Bruno Le Maire, ancien ministre de l’Économie, a exprimé sa préoccupation face à l’absence de décisions politiques concrètes. Selon lui, cette situation favorise l’essor des extrêmes.
Une responsabilité assumée
À l’occasion de la sortie de son nouveau livre, Le Maire a reconnu qu’il prenait « toute sa part de responsabilité » dans la crise financière que traverse le pays. Il a précisé qu’il avait écrit cet ouvrage pour d’autres raisons que de se présenter comme un « Monsieur 1000 milliards de dette » ou un simple témoin de sa longue expérience politique. Lors d’une interview sur France Inter, il a affirmé qu’il assumait sa part dans la situation actuelle.

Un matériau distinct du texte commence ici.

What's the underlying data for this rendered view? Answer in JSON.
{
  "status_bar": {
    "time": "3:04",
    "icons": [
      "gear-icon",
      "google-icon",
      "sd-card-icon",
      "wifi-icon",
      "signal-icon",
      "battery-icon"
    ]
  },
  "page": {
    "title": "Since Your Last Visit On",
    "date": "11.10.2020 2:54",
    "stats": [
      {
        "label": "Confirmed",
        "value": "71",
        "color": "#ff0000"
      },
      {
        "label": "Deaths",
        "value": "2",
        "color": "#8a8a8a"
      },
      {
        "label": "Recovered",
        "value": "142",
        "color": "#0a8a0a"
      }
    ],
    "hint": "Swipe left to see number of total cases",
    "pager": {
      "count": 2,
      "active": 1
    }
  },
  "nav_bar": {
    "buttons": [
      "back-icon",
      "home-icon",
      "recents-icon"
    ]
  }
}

Une critique des oppositions et de l’exécutif
Bruno Le Maire n’accuse pas uniquement ses prédécesseurs ou opposants. Il a également pointé du doigt l’ensemble de la classe politique. Il a expliqué qu’au moment de revenir à l’équilibre des finances publiques, « il n’y avait plus personne » pour prendre des décisions. Il a ajouté que les oppositions, qui lui demandaient de dépenser davantage pendant la crise, lui reprochaient ensuite d’avoir dépensé trop lorsque la dette a augmenté.
Il a aussi mentionné que depuis son départ, la dette a continué de croître, augmentant de 250 milliards d’euros, ce qui, selon lui, ne peut pas être imputé uniquement à sa personne.
Une impuissance politique dénoncée
Le Maire a déploré une situation où « plus personne ne décide de rien ». Il a expliqué que cette impuissance politique, qu’il qualifie d’évidente, joue en faveur des extrêmes. Il a également critiqué la faiblesse des démocraties et de l’Union européenne face à la rapidité de la prise de décision dans des régimes autoritaires.
Il a estimé que, face à cette situation, il était nécessaire de définir clairement les responsabilités. Pour mieux gérer les finances publiques, il propose notamment d’accorder au ministre des Finances un « droit de veto » sur les dépenses publiques.
Propositions pour l’avenir
Après sept années passées au ministère de l’Économie et des Finances, Bruno Le Maire a partagé ses idées pour l’Europe et la France. Il évoque un endettement commun pour financer l’innovation, un gouvernement réduit à dix ministres, une Europe à six États plutôt qu’à 27, ou encore l’instauration de droits de douane sur certains produits chinois.
Ces propositions interviennent alors que la saison des livres politiques est en plein essor, en vue de l’élection présidentielle de 2027. Selon lui, son dernier ouvrage est « d’abord un travail littéraire » et sa contribution à un débat public qui doit continuer à s’alimenter avec la participation de chacun.